Chen Jing-yu, Zhang Qing-guang, Jing Zhao-hui, He Yi-jun, Zheng Ming-feng, Zhu Yan-hong, Hu Chun-xiao
Group of Lung Transplant, Wuxi Chest Hospital, Wuxi 214073, China.
Zhonghua Yi Xue Za Zhi. 2007 May 8;87(17):1165-8.
To discuss the operative indications and peri-operational management of single lung transplantation (SLT) and heart-lung transplantation (HLT) for patients suffering from Eisenmenger's syndrome (ES).
From September.2002 to March.2006, four ES patients, 1 males and 3 females, aged 16 approximately 19, 2 with atrial septal defect and 2 with ventricular septal defect, underwent single right lung transplantation, and one patients, male, aged 43, who suffered heart failure secondary to an interventional occlusion for atrial septal defect underwent cardiac repair and HLT.
Two patients, including the patient who received HLT and one, female, aged 15, who received SHT died of he died primary graft dysfunction on the 23rd day and 20th day post-operationally respectively. While the other 3 recipients kept a normal life for 5, 8, and 22 months respectively after operation with apparently decreased pulmonary artery pressure and improved cardiac-pulmonary functions.

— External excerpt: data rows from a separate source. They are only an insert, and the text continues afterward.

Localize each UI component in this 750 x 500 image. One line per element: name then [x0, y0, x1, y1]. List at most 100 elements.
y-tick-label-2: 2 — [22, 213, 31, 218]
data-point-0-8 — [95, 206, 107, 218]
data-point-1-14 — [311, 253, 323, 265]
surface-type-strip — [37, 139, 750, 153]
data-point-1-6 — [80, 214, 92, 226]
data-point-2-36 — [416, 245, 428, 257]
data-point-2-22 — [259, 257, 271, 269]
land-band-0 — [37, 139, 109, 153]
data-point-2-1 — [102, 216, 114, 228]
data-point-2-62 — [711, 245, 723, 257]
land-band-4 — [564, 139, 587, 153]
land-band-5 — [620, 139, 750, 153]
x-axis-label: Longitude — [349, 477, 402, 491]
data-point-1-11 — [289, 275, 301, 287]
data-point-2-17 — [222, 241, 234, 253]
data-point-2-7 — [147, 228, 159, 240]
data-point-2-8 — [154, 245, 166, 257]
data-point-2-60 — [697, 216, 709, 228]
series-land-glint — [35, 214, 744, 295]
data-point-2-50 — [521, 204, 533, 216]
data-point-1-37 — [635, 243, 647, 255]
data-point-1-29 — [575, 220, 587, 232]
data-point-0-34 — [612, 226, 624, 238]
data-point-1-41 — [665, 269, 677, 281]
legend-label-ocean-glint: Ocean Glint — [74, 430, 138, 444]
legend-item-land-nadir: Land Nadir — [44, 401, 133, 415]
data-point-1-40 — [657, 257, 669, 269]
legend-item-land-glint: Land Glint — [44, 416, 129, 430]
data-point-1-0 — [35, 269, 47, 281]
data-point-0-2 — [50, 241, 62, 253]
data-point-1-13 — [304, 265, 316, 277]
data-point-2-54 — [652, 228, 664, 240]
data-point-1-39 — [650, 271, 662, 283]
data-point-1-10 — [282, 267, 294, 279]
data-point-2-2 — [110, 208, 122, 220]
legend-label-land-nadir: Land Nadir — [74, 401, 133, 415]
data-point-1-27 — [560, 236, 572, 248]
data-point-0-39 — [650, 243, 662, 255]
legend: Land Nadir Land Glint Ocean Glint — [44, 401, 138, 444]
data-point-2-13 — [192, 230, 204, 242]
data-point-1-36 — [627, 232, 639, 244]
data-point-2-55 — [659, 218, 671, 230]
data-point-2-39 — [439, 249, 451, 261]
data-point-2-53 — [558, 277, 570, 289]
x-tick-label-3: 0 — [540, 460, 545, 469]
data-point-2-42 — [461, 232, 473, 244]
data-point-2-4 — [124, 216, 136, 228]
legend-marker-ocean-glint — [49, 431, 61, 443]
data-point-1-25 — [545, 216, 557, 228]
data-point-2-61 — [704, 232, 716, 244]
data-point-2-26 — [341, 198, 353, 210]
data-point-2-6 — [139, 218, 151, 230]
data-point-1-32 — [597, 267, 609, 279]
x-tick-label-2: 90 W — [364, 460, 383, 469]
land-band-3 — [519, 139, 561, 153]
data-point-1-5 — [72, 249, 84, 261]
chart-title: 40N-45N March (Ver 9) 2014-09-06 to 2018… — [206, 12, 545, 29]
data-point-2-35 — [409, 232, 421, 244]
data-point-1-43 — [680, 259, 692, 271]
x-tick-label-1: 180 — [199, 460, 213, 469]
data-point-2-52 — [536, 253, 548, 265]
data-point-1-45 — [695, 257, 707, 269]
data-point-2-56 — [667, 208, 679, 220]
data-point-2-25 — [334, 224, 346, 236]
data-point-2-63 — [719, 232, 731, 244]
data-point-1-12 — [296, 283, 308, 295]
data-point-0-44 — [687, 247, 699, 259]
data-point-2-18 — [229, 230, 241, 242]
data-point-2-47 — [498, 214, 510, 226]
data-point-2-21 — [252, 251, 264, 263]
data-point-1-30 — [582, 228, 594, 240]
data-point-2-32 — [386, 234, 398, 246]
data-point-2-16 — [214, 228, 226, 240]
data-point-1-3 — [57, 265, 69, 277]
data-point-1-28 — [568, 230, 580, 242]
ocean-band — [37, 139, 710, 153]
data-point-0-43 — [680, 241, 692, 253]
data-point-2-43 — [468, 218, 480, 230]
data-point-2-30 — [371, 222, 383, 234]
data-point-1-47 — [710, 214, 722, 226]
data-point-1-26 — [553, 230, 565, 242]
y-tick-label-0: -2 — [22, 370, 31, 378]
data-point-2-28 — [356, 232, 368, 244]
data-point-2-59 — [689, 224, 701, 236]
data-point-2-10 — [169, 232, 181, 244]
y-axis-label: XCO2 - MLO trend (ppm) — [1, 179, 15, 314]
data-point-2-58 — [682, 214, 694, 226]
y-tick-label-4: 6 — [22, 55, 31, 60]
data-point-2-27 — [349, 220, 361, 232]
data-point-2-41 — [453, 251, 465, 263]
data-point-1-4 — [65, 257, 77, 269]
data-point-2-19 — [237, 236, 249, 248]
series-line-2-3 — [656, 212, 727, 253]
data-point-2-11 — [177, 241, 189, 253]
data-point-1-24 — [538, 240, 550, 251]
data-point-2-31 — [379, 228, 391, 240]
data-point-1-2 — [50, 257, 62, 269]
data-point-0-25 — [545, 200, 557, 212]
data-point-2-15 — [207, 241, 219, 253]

Lung transplantation companies with cardiac repair is effective in the therapy of ES. Donor-recipient matching in size, proper removal and protection of the donor lung, and appropriate postoperational management are the key procedures for those patients to survive.
探讨艾森曼格综合征(ES)患者单肺移植(SLT)和心肺移植(HLT)的手术适应证及围手术期管理。
2002年9月至2006年3月,4例ES患者,男1例,女3例,年龄16至19岁,2例为房间隔缺损,2例为室间隔缺损,接受了右单肺移植;1例43岁男性患者,因房间隔缺损介入封堵后继发心力衰竭,接受了心脏修复和HLT。
2例患者,包括接受HLT的患者和1例15岁接受SHT的女性患者,分别于术后第23天和第20天死于原发性移植肺功能障碍。而其他3例受者术后分别正常生活了5个月、8个月和22个月,肺动脉压明显下降,心肺功能改善。
心肺联合移植治疗ES有效。供受者大小匹配、供肺的妥善摘取和保护以及适当的术后管理是这些患者存活的关键步骤。